Osterman, now 23, finished five years of military service in August.
The end of his military service led his mother Kristine to say she felt like she could breathe for the first time in years.
Kristine Osterman’s children were small when her husband, an Emergency Services officer, survived 9/11.
When her son was deployed to Kabul in the closing days of the 20-year war, she says she took Xanax and didn’t watch TV. Then she heard about 13 soldiers killed, 200 yards from her son’s tent.
“Every day, I think about those families,” Kristine Osterman said. “And I feel that’s kind of like a survivor’s guilt for a mom. Why was it her son and not mine?”
Glenn Osterman’s family attended Sanchez’s funeral in Indiana and Livestreamed it to Glenn.

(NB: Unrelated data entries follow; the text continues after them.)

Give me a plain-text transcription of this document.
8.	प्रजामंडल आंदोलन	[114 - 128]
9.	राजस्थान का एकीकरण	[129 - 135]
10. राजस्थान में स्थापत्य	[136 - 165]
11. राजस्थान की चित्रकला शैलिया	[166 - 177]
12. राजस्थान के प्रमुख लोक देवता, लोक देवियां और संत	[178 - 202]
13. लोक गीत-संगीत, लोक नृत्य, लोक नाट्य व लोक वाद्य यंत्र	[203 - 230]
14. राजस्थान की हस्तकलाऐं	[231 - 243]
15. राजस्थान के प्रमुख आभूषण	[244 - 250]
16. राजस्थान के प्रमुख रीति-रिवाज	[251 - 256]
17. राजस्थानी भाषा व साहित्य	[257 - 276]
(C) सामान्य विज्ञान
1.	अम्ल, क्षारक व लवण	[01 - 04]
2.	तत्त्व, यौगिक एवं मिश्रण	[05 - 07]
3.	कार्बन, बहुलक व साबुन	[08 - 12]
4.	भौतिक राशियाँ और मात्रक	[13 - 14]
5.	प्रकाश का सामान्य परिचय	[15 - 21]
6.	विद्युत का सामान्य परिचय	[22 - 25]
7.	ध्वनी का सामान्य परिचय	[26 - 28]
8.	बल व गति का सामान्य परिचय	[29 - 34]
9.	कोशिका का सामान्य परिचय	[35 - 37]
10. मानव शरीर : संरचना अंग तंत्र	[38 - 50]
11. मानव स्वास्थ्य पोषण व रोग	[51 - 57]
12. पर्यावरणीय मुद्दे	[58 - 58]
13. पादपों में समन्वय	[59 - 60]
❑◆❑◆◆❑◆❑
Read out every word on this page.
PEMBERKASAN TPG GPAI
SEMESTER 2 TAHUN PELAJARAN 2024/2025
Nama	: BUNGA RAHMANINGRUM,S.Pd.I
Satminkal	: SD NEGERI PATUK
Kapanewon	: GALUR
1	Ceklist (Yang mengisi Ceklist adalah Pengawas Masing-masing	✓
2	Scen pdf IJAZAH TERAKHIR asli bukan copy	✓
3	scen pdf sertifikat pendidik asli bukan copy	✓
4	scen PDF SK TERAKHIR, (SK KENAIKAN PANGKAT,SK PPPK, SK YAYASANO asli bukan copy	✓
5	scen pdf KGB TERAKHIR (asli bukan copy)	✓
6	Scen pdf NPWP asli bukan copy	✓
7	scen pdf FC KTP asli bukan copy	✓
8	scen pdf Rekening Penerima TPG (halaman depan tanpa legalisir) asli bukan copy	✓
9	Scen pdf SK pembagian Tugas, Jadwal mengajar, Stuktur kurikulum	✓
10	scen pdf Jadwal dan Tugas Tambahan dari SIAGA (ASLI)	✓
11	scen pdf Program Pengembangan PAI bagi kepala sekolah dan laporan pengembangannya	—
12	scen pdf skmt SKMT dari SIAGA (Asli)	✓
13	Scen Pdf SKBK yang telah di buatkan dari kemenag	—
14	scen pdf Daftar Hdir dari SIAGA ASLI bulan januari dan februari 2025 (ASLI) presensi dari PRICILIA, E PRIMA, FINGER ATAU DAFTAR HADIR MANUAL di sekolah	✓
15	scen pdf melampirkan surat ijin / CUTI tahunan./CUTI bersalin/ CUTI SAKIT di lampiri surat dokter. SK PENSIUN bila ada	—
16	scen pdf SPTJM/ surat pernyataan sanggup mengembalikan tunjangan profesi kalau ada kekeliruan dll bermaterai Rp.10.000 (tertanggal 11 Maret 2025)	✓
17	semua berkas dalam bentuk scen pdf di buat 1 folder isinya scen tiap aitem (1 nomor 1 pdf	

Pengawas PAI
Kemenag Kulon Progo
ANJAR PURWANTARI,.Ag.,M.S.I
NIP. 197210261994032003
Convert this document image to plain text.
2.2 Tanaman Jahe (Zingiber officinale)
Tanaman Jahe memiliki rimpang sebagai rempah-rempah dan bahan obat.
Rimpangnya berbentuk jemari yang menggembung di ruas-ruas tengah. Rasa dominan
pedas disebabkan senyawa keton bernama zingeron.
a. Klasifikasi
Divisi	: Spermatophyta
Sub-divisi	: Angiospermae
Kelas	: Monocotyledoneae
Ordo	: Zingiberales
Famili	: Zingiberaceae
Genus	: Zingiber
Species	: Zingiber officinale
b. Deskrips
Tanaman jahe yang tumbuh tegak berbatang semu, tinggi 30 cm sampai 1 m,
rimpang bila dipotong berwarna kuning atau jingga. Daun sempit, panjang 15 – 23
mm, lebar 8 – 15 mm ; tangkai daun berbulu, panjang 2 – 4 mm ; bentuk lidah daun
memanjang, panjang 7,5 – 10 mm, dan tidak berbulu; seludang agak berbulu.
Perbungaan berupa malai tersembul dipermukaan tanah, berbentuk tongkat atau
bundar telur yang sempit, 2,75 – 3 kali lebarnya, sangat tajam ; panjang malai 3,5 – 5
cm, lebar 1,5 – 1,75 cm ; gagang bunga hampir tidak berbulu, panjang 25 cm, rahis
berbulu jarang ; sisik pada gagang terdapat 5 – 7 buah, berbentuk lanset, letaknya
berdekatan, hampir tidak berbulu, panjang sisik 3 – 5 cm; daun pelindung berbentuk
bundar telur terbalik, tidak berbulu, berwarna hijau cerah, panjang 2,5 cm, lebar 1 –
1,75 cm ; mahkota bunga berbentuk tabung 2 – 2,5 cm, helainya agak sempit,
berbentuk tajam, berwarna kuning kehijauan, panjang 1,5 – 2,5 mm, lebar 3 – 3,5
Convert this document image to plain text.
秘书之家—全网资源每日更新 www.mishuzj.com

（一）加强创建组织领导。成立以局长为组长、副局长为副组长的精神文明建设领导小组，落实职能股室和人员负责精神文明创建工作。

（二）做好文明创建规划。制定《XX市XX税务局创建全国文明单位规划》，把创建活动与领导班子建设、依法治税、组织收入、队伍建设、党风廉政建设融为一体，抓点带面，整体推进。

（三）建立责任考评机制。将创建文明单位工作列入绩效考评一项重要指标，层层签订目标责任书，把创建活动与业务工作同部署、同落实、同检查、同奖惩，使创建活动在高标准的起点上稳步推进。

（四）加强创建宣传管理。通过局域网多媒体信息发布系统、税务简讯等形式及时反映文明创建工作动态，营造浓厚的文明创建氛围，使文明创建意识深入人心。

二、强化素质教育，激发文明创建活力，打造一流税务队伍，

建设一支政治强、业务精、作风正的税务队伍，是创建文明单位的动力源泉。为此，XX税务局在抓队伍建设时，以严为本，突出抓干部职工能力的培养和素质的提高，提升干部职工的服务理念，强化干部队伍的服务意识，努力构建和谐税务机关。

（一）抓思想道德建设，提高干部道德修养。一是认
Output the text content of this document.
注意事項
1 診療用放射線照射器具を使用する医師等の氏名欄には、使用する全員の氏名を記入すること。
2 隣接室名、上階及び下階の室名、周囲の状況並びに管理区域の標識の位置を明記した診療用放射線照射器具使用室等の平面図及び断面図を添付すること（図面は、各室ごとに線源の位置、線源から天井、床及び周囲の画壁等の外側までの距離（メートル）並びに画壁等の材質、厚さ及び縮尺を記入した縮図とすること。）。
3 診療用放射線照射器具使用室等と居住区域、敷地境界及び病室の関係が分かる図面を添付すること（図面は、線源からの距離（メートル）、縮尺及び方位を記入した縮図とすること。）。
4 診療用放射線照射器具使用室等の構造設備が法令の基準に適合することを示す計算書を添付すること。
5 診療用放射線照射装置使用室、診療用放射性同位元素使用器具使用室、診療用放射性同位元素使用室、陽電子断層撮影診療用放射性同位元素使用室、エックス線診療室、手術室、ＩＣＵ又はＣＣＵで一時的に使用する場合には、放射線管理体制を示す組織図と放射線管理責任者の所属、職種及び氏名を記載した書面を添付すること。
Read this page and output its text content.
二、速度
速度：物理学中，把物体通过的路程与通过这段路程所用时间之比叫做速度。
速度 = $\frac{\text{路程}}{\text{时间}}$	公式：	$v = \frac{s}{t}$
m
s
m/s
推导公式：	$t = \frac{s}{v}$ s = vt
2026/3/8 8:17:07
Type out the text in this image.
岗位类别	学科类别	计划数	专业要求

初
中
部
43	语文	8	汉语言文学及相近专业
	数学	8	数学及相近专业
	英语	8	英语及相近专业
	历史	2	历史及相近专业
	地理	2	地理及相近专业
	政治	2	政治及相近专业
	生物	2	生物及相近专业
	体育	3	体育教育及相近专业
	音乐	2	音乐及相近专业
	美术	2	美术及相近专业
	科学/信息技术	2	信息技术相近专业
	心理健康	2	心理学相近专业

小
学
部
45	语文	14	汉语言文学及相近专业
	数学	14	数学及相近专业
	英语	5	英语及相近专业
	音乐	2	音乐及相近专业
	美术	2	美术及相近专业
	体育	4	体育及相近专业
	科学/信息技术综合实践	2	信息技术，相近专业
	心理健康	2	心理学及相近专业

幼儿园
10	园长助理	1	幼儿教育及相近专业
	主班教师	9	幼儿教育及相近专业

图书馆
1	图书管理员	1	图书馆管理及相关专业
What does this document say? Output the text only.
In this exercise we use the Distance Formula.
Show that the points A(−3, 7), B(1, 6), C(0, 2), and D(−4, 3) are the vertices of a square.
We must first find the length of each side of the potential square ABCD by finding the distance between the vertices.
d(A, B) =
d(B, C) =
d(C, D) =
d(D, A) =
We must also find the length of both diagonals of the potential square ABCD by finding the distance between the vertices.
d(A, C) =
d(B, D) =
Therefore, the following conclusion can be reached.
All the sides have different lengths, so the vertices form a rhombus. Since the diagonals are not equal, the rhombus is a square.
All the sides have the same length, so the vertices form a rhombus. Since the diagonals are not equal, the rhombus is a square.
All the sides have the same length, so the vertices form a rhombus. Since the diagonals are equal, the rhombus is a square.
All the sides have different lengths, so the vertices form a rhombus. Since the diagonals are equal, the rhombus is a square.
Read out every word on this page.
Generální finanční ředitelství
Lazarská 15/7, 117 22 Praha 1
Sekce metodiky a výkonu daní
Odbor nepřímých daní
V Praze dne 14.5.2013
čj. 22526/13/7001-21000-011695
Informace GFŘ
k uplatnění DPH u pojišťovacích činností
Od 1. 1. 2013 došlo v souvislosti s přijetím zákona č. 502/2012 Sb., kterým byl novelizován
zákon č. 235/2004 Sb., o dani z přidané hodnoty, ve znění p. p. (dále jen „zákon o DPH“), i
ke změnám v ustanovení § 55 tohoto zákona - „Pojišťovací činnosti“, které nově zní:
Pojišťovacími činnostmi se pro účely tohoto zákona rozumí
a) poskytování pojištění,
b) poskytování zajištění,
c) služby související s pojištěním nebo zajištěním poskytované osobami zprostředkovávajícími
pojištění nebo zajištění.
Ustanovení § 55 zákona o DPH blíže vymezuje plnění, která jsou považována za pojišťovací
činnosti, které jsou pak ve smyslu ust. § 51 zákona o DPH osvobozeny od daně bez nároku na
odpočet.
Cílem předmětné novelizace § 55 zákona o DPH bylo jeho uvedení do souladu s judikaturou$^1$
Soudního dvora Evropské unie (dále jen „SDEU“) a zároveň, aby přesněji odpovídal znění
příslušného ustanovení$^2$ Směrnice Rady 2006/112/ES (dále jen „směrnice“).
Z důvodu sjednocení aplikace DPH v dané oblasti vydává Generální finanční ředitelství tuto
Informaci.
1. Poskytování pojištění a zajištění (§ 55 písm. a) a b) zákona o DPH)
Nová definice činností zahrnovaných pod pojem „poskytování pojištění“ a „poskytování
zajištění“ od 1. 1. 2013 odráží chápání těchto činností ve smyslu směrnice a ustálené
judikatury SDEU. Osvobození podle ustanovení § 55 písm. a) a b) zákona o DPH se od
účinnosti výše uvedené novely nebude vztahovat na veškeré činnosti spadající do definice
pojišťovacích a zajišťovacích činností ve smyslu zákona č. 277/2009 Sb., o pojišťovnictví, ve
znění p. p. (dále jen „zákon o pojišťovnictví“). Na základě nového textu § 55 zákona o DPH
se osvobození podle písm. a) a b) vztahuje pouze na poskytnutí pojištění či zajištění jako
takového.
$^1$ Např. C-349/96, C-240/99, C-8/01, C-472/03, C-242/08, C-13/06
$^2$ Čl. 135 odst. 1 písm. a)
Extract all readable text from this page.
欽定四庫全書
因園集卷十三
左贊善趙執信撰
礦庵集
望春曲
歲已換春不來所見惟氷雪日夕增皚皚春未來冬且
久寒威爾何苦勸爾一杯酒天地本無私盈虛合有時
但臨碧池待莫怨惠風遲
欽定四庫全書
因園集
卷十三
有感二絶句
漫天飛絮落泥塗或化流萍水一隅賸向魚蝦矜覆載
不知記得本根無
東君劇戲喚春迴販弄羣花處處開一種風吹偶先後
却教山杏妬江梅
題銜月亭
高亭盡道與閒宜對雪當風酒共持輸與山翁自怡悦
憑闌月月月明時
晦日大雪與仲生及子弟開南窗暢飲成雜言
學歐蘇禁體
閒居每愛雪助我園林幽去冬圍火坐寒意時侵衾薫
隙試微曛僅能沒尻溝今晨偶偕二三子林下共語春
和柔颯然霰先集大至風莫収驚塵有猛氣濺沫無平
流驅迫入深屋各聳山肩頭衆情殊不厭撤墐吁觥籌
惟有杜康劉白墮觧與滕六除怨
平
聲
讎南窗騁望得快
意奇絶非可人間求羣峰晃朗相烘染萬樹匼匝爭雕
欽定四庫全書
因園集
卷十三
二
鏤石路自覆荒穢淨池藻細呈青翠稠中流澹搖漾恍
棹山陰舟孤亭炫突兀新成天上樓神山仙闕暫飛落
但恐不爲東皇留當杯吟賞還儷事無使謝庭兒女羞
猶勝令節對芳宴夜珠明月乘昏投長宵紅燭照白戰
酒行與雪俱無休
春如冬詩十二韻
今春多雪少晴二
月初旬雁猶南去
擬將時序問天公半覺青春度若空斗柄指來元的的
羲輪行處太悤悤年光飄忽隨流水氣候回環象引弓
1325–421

Sanchez was a proud Mexican-American.
“I just want everybody to remember that freedom is not free,” said Coral Doolittle, Sanchez’s mother. “He was special, and now, we miss him.”
Glenn Osterman became a volunteer firefighter at 17 and thinks his first responder work helped a little to prepare for the trauma of war.
He was deeply moved by a girl who evacuated with her family from Afghanistan to Italy.
“She brought kind of a light to our dark times,” Glenn Osterman said. “She would always come over to us and hug us and high five us. Whenever we had snacks, we would give them to her and her siblings.”
Osterman’s sister’s friend, Brianna Ventura, became Glenn’s support system when it was difficult to communicate.
“In the iPhone, you can do notes, so I would write to him every day,” Ventura said. “I feel it was good for us, because we got to know each other at deeper levels.”
The two are now a couple, with Glenn Osterman hoping to pursue a law enforcement career in Virginia. He also wants to stay connected to his fellow Marines.
“There are guys now who are struggling, they were diagnosed with PTSD,” Glenn Osterman said. “Some people, it will take 20 years before it affects you.”
Glenn Osterman says his religious faith got him through some tough ordeals.
“I’m just lucky every day I’m alive,” Glenn Osterman said. “You realize how lucky you are to be in this country.”